Alemania sobrevivió a dos guerras mundiales gracias a una organización sin precedentes de sus recursos sociales y económicos, aunque no ganara. Durante la Segunda Guerra Mundial, la producción de armas no alcanzó su punto álgido hasta el último trimestre de 1944. Hoy, la sociedad alemana está a años luz de ese rendimiento. No está preparada para la defensa y el rendimiento, no tiene recursos y está aún peor debido a los millones de emigrantes que tiene que alimentar. Es incapaz de defenderse.
Todo hace pensar que las sociedades de Europa occidental, fundadas en el hedonismo, la quiebra de los valores y el consumismo permanente, implosionarán en caso de crisis. Si la primera cabeza nuclear táctica rusa explota sobre Ucrania occidental o sobre uno de los centros de tránsito de la OTAN en Polonia, muchos planes occidentales se quedarán en el camino. Los millones de inmigrantes que se llevarán lo que necesiten cuando los supermercados estén vacíos provocarán por sí solos el caos y un número considerable de víctimas entre la población civil. Pero si Alemania se encuentra en estado de guerra, es muy probable que la mayoría de ellos abandonen el país a toda prisa; tales predicciones existen.

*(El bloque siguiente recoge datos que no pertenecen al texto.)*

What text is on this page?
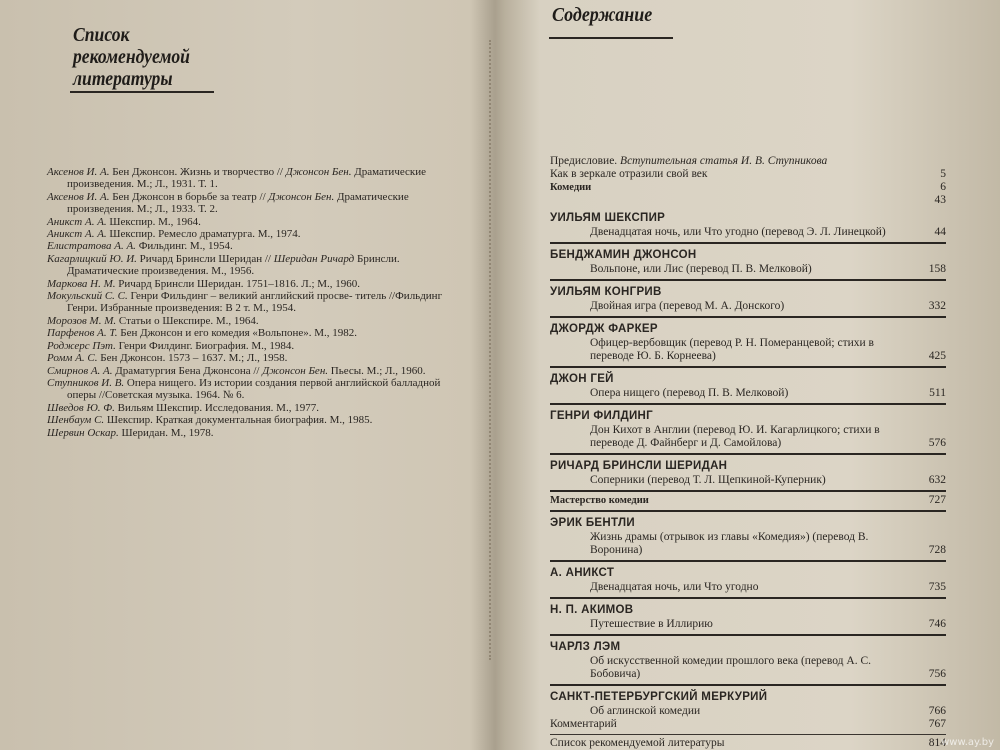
Список
рекомендуемой
литературы
Аксенов И. А. Бен Джонсон. Жизнь и творчество // Джонсон Бен. Драматические произведения. М.; Л., 1931. Т. 1.
Аксенов И. А. Бен Джонсон в борьбе за театр // Джонсон Бен. Драматические произведения. М.; Л., 1933. Т. 2.
Аникст А. А. Шекспир. М., 1964.
Аникст А. А. Шекспир. Ремесло драматурга. М., 1974.
Елистратова А. А. Фильдинг. М., 1954.
Кагарлицкий Ю. И. Ричард Бринсли Шеридан // Шеридан Ричард Бринсли. Драматические произведения. М., 1956.
Маркова Н. М. Ричард Бринсли Шеридан. 1751–1816. Л.; М., 1960.
Мокульский С. С. Генри Фильдинг – великий английский просве- титель //Фильдинг Генри. Избранные произведения: В 2 т. М., 1954.
Морозов М. М. Статьи о Шекспире. М., 1964.
Парфенов А. Т. Бен Джонсон и его комедия «Вольпоне». М., 1982.
Роджерс Пэт. Генри Филдинг. Биография. М., 1984.
Ромм А. С. Бен Джонсон. 1573 – 1637. М.; Л., 1958.
Смирнов А. А. Драматургия Бена Джонсона // Джонсон Бен. Пьесы. М.; Л., 1960.
Ступников И. В. Опера нищего. Из истории создания первой английской балладной оперы //Советская музыка. 1964. № 6.
Шведов Ю. Ф. Вильям Шекспир. Исследования. М., 1977.
Шенбаум С. Шекспир. Краткая документальная биография. М., 1985.
Шервин Оскар. Шеридан. М., 1978.
Содержание
Предисловие. Вступительная статья И. В. Ступникова
Как в зеркале отразили свой век	5
Комедии	6
43

УИЛЬЯМ ШЕКСПИР
Двенадцатая ночь, или Что угодно (перевод Э. Л. Линецкой)	44
БЕНДЖАМИН ДЖОНСОН
Вольпоне, или Лис (перевод П. В. Мелковой)	158
УИЛЬЯМ КОНГРИВ
Двойная игра (перевод М. А. Донского)	332
ДЖОРДЖ ФАРКЕР
Офицер-вербовщик (перевод Р. Н. Померанцевой; стихи в переводе Ю. Б. Корнеева)	425
ДЖОН ГЕЙ
Опера нищего (перевод П. В. Мелковой)	511
ГЕНРИ ФИЛДИНГ
Дон Кихот в Англии (перевод Ю. И. Кагарлицкого; стихи в переводе Д. Файнберг и Д. Самойлова)	576
РИЧАРД БРИНСЛИ ШЕРИДАН
Соперники (перевод Т. Л. Щепкиной-Куперник)	632
Мастерство комедии	727
ЭРИК БЕНТЛИ
Жизнь драмы (отрывок из главы «Комедия») (перевод В. Воронина)	728
А. АНИКСТ
Двенадцатая ночь, или Что угодно	735
Н. П. АКИМОВ
Путешествие в Иллирию	746
ЧАРЛЗ ЛЭМ
Об искусственной комедии прошлого века (перевод А. С. Бобовича)	756
САНКТ-ПЕТЕРБУРГСКИЙ МЕРКУРИЙ
Об аглинской комедии	766
Комментарий	767
Список рекомендуемой литературы	814
www.ay.by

En última instancia, esta evolución es de agradecer. Porque entonces existe la posibilidad, al menos en teoría, de que se barajen de nuevo las cartas y caigan los regímenes criminales occidentales. Todavía es difícil predecir qué posibilidades ofrecerá la combinación de caos interno y amenaza externa, y qué nuevos actores aparecerán finalmente en escena. Sólo una cosa es segura: los regímenes occidentales vasallos que siguen ciegamente a Washington en la guerra deben desaparecer si queremos sobrevivir. Son ellos, y no Rusia, nuestros enemigos existenciales. Son ellos, y no Rusia, quienes quieren destruirnos. Debemos deshacernos de ellos si queremos tener un futuro. En cualquier caso, ya no tenemos elección.